Not aligning the threshold with sales. A technically perfect scoring model fails if sales does not trust the output. Show them the scoring logic and get explicit agreement on the threshold before launch.
Ignoring score decay. A contact who visited your pricing page six months ago is not the same signal as one who visited yesterday. The prompt in Step 4 includes a 30-day decay rule. Adjust the timeframe to match your sales cycle length.
Over-engineering the AI prompt. More rules in the prompt do not always produce better scores. Start with 5-7 signal types, run the model for 30 days, then add complexity based on what the data shows.
FAQs
What is an MQL scoring workflow in Make.com? An MQL scoring workflow in Make.com is an automated scenario that collects behavioural signals from your CRM and marketing tools, passes them through a scoring logic step (including an AI module for weighted scoring), and automatically tags contacts as Marketing Qualified Leads when they cross a defined score threshold. It removes manual lead qualification from the process entirely.
How do I set the right MQL score threshold in Make.com? Pull your last 3-6 months of closed-won deals, identify what behavioural signals those contacts showed before converting, simulate their scores through your model, and find the score that captures at least 80% of them. For most B2B SaaS businesses, the MQL threshold falls between 65 and 75 out of 100. Review it every 90 days against actual pipeline conversion data.
Can Make.com replace a dedicated lead scoring tool like HubSpot's native scoring? Make.com does not replace your CRM's native scoring for simple models, but it adds meaningful capability when you need AI-weighted scoring, cross-tool signal aggregation, or custom routing logic that native tools do not support. If your scoring model needs to pull signals from more than one platform or apply contextual weighting, Make.com gives you more control than most native implementations. For teams extending native CRM workflows, SaaS Hackers also has a directory of B2B SaaS HubSpot agencies.
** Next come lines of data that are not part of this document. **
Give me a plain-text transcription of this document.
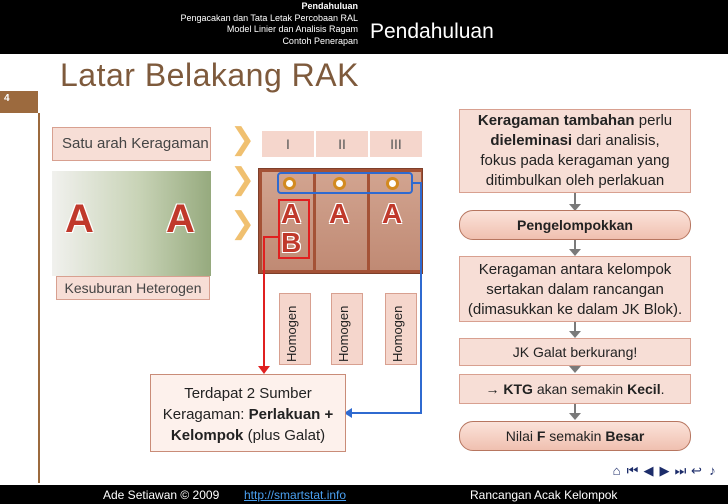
Pendahuluan
Pengacakan dan Tata Letak Percobaan RAL
Model Linier dan Analisis Ragam
Contoh Penerapan Pendahuluan
Latar Belakang RAK
4
Satu arah Keragaman
A A
Kesuburan Heterogen
❯
❯
❯
I	II	III
A A A
B
Homogen	Homogen	Homogen
Terdapat 2 Sumber
Keragaman: Perlakuan +
Kelompok (plus Galat)
Keragaman tambahan perlu
dieleminasi dari analisis,
fokus pada keragaman yang
ditimbulkan oleh perlakuan
Pengelompokkan
Keragaman antara kelompok
sertakan dalam rancangan
(dimasukkan ke dalam JK Blok).
JK Galat berkurang!
→ KTG akan semakin Kecil.
Nilai F semakin Besar
⌂ ⏮ ◀ ▶ ⏭ ↩ ♪
Ade Setiawan © 2009 http://smartstat.info	Rancangan Acak Kelompok
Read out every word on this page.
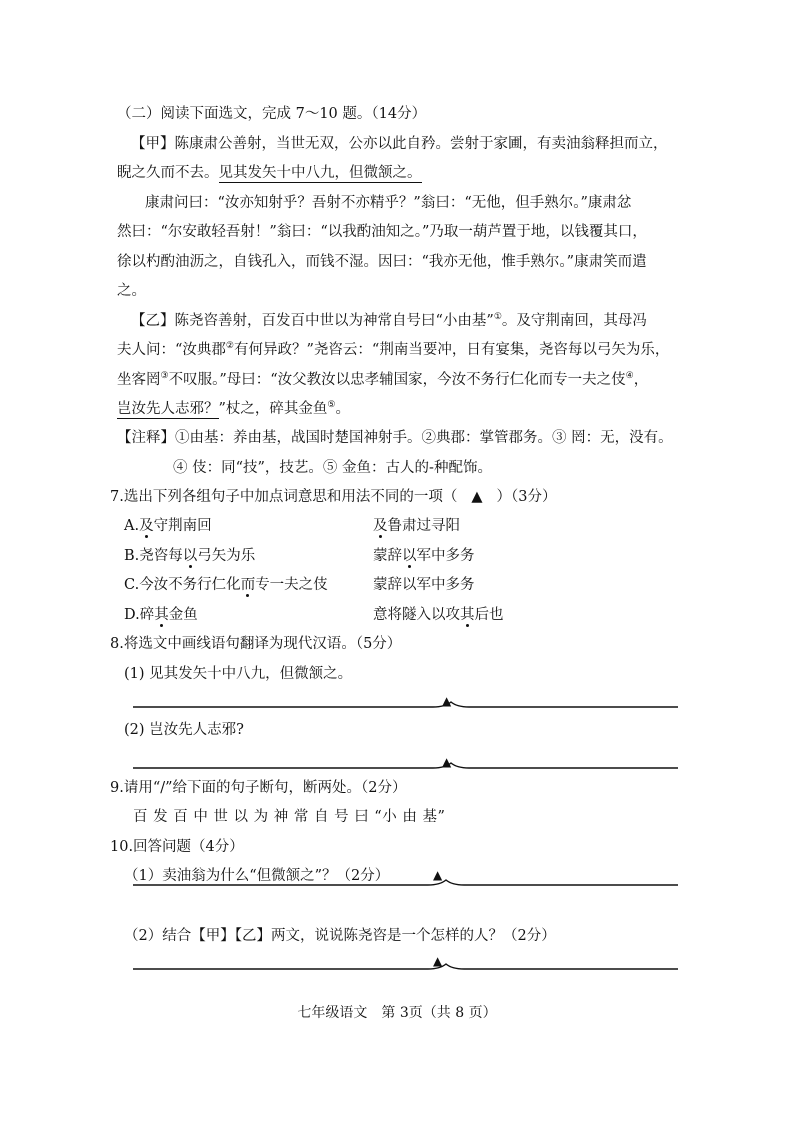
（二）阅读下面选文，完成 7～10 题。（14分）
【甲】陈康肃公善射，当世无双，公亦以此自矜。尝射于家圃，有卖油翁释担而立，
睨之久而不去。见其发矢十中八九，但微颔之。
康肃问曰：“汝亦知射乎？吾射不亦精乎？”翁曰：“无他，但手熟尔。”康肃忿
然曰：“尔安敢轻吾射！”翁曰：“以我酌油知之。”乃取一葫芦置于地，以钱覆其口，
徐以杓酌油沥之，自钱孔入，而钱不湿。因曰：“我亦无他，惟手熟尔。”康肃笑而遣
之。
【乙】陈尧咨善射，百发百中世以为神常自号曰“小由基”①。及守荆南回，其母冯
夫人问：“汝典郡②有何异政？”尧咨云：“荆南当要冲，日有宴集，尧咨每以弓矢为乐，
坐客罔③不叹服。”母曰：“汝父教汝以忠孝辅国家，今汝不务行仁化而专一夫之伎④，
岂汝先人志邪？”杖之，碎其金鱼⑤。
【注释】①由基：养由基，战国时楚国神射手。②典郡：掌管郡务。③ 罔：无，没有。
④ 伎：同“技”，技艺。⑤ 金鱼：古人的-种配饰。
7.选出下列各组句子中加点词意思和用法不同的一项（ ▲ ）（3分）
A.及守荆南回	及鲁肃过寻阳
B.尧咨每以弓矢为乐	蒙辞以军中多务
C.今汝不务行仁化而专一夫之伎	蒙辞以军中多务
D.碎其金鱼	意将隧入以攻其后也
8.将选文中画线语句翻译为现代汉语。（5分）
(1) 见其发矢十中八九，但微颔之。
▲
(2) 岂汝先人志邪?
▲
9.请用“/”给下面的句子断句，断两处。（2分）
百 发 百 中 世 以 为 神 常 自 号 曰 “小 由 基”
10.回答问题（4分）
（1）卖油翁为什么“但微颔之”？（2分）	▲
（2）结合【甲】【乙】两文，说说陈尧咨是一个怎样的人？（2分）
▲
七年级语文　第 3页（共 8 页）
What CRMs work with this Make.com MQL scoring workflow? HubSpot, Salesforce, Pipedrive, Attio, and Zoho CRM all have native Make.com modules that support contact retrieval and update operations. The workflow structure in this guide works with any of them. You swap the CRM-specific modules in Steps 2 and 7 while keeping the AI logic and routing steps identical.
How much does it cost to run this workflow in Make.com? The main variable cost is OpenAI API usage. Running GPT-4o mini for scoring completions costs approximately $0.15 per 1 million input tokens. For a workflow processing 1,000 contacts per month with a prompt of roughly 300 tokens each, the AI cost is under $0.05 per month. Make.com operation costs depend on your plan, with each module execution counting as one operation.